This seminar will draw on the literature and material culture of the Middle East in late antiquity to explore how the resurgent indigenous cultures there – Arabic, Syriac, Aramaic-speaking Jewish, and Armenian – re-emerged alongside the decline of local Hellenism to form a population that in the seventh century embraced a new political and religious hegemony while retaining their own traditions.
In one way, the seminar revisits an old question, repeatedly posed by western thinkers since the early middle ages – why did Christian and Jewish groups welcome the Muslim Arabs as liberators from their co-Christian, Byzantine Greek- or Latin-speaking overlords?
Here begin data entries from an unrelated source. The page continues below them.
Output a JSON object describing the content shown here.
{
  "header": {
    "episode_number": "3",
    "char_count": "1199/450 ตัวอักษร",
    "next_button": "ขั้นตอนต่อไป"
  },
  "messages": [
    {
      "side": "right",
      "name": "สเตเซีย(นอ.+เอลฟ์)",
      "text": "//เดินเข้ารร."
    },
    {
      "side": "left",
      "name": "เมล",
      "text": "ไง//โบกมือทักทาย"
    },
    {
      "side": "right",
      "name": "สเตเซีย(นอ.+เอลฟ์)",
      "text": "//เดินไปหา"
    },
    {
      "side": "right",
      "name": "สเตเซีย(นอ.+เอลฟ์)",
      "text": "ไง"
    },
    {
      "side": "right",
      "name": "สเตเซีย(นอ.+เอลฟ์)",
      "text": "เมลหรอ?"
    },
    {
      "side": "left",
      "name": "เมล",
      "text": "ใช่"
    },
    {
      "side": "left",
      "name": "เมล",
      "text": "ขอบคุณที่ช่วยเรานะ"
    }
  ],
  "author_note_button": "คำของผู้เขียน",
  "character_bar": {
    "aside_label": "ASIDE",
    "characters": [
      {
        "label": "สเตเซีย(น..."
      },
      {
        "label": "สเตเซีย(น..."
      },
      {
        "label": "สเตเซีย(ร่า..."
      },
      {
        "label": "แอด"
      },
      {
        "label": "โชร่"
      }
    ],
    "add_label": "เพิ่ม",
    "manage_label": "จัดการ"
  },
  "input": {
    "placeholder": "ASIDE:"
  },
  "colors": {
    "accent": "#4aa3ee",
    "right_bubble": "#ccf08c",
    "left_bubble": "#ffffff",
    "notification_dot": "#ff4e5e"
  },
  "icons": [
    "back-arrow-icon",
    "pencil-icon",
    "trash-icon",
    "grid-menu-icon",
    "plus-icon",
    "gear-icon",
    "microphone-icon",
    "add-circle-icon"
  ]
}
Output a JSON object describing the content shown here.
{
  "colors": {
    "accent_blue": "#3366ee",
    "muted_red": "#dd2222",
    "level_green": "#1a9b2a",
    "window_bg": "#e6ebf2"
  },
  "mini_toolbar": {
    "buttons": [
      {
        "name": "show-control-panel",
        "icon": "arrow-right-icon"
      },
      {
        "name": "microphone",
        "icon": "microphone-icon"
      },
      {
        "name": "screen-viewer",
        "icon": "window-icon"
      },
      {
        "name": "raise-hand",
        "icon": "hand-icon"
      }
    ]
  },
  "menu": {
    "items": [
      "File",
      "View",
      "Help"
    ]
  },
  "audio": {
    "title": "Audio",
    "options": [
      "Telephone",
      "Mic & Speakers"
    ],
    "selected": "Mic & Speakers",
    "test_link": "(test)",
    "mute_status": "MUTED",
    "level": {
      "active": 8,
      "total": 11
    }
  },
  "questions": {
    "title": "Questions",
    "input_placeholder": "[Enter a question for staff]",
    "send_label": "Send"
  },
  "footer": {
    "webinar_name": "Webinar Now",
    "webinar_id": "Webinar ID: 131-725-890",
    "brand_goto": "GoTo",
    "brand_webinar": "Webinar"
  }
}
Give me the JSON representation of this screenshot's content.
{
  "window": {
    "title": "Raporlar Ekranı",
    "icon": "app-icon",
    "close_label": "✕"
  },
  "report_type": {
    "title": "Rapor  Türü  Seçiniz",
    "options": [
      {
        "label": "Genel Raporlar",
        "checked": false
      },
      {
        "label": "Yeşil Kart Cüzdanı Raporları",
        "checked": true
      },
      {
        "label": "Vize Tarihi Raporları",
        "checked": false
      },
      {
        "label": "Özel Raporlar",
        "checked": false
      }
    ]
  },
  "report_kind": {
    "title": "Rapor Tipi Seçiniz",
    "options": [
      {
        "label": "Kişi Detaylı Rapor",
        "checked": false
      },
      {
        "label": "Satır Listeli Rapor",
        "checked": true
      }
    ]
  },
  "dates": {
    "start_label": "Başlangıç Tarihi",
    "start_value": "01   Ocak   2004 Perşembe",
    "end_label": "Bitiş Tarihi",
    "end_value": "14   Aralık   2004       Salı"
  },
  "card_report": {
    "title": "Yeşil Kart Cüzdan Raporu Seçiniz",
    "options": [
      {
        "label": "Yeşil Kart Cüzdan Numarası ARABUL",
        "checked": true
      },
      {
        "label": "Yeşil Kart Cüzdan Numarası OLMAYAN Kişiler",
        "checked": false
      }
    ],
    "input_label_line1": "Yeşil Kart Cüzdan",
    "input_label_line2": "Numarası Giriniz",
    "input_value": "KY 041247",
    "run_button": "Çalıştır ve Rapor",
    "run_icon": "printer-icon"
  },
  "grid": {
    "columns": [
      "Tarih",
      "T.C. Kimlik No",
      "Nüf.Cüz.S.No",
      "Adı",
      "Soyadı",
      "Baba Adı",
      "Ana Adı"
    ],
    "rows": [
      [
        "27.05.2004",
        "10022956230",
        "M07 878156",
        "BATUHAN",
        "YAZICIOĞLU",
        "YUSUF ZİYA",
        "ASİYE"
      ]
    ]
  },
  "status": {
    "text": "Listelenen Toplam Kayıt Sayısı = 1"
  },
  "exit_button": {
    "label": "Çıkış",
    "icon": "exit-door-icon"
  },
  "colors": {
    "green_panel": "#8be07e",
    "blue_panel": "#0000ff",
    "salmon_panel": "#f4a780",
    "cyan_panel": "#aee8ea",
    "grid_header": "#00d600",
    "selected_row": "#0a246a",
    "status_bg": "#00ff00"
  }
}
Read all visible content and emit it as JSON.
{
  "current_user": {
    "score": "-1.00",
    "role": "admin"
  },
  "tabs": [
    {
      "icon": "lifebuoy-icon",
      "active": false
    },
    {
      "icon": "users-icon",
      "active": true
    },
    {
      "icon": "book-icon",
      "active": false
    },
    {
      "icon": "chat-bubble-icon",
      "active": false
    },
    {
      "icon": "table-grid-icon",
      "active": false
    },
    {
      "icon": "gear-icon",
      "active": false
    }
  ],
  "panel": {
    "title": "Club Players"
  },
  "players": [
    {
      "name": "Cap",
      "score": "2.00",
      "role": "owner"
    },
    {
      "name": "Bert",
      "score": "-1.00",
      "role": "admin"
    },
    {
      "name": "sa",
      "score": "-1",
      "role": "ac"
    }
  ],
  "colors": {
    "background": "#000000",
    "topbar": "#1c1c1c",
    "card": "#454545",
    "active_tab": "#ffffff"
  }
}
Why did a religion – Islam – that is self described as a religion from and for Arabs understand itself as a theological antidote to the disputatious religious thought of Christians? We will also address the related allegation that Islam was an eastern Christian heresy, an allegation contained in the legend that Muhammad was taught by a monk of some heretical stripe, with its inherent claim of local Christian treason and schism from the church of the later Roman Empire. Yet we also ask a new question -- how did the formation of these local cultures and indigenous forms of Christianity give regional groups the independence to deal with Islam?
Members of the Seminar will be invited to participate in a historical re-reading of texts – some familiar, some less so – that permit a look backward, toward the foundations of the Greco-Roman hegemony in the first and early second centuries in the region, but also forward to the cessation of that hegemony, the contest with resurgent Iran and the West. In doing so, we will also engage an older question – the reasons for the fall of the Roman Empire – in a new way.